Syria's Repression Of The Kurds
Syria's Repression Of The Kurds

The U.S. State Department issued a statement condemning the March 20th attack on the Kurdish Syrian population of the northeastern city of Qamishli by Syrian security forces. Three civilians were killed and at least five were reportedly injured when security troops fired on Kurds celebrating Nowruz.

State Department spokesman Sean McCormack said that the U.S. calls upon the Syrian government "to refrain from using violent measures to repress Kurdish civilians and to open a full, independent investigation of the incident."

A participant in the Nowruz celebration in Qamishli told VOA's Kurdish Service that Syrian authorities used lethal force to break up a peaceful holiday celebration:

"They [Syrian authorities] said there was a demonstration, but that is not true. We were dancing. We were circling the [ritual] fire. There were no slogans, no chanting, nothing. They [the Syrian authorities] were looking for an excuse to shoot and kill us."

"Syrian officials have to justify why security forces opened fire at a Kurdish celebration," said Joe Stork, Middle East Director of the independent human rights monitor, Human Rights Watch. "Those responsible for using unnecessary lethal force should be brought to justice," he said.

Ethnic Kurds make up about nine percent of Syria's more than eighteen million people.

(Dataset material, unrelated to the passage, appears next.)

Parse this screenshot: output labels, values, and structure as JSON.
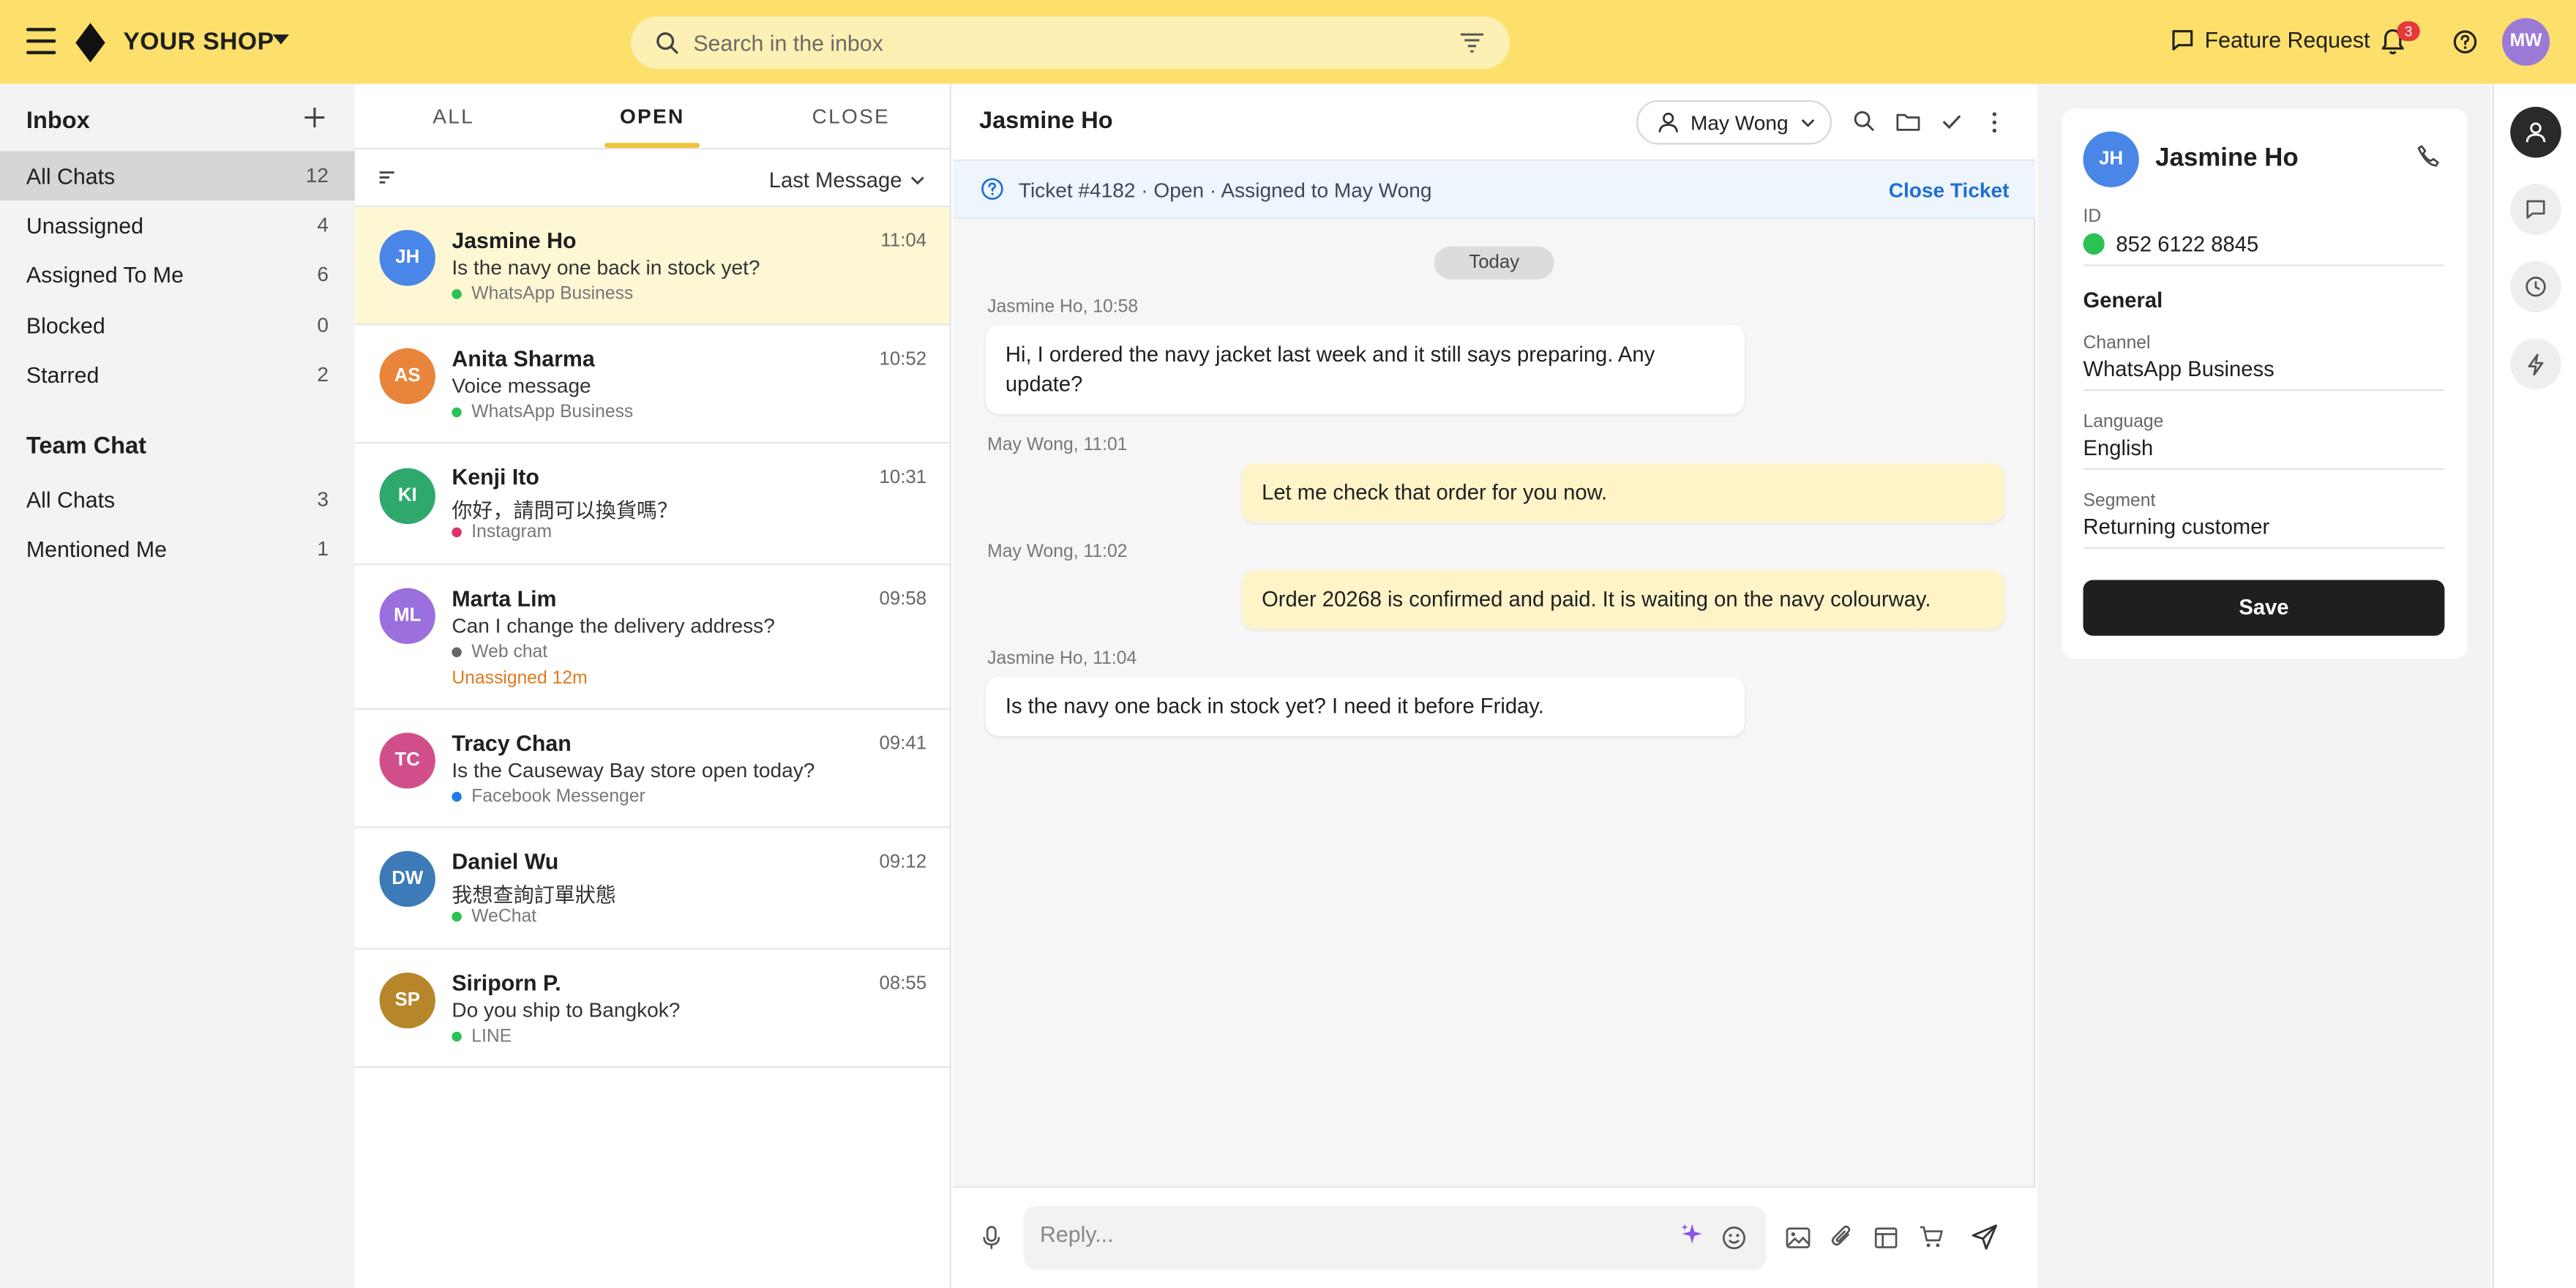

Following the 1962 census, approximately one-hundred-twenty thousand Syrian Kurds lost their citizenship, which the government has never restored. Non-governmental refugee organizations estimate the number of state-less Kurds in Syria today at about three-hundred thousand.

In its latest human rights report, the U.S. State Department says that throughout 2007, the Syrian government "discriminated against minorities, particularly the Kurds." Security services subjected Kurdish citizens to mass arrests throughout the year. Kurds are restricted in using and teaching the Kurdish language. According to the State Department report, during 2007, "the government prohibited all Kurdish language publications and arrested journalists who wrote in favor of greater Kurdish rights."

Like many other Syrian citizens, ethnic Kurds remain subject to arbitrary detention, torture, harsh prison conditions, the abridgement of freedom of speech, press, assembly, and the right to privacy.

U.S. Acting Assistant Secretary of State for Democracy, Human Rights and Labor Jonathan Farrar says Syria is one of a number of countries cited in the human rights report "in which power was concentrated in the hands of unaccountable rulers" and remain "the most systematic human rights violators."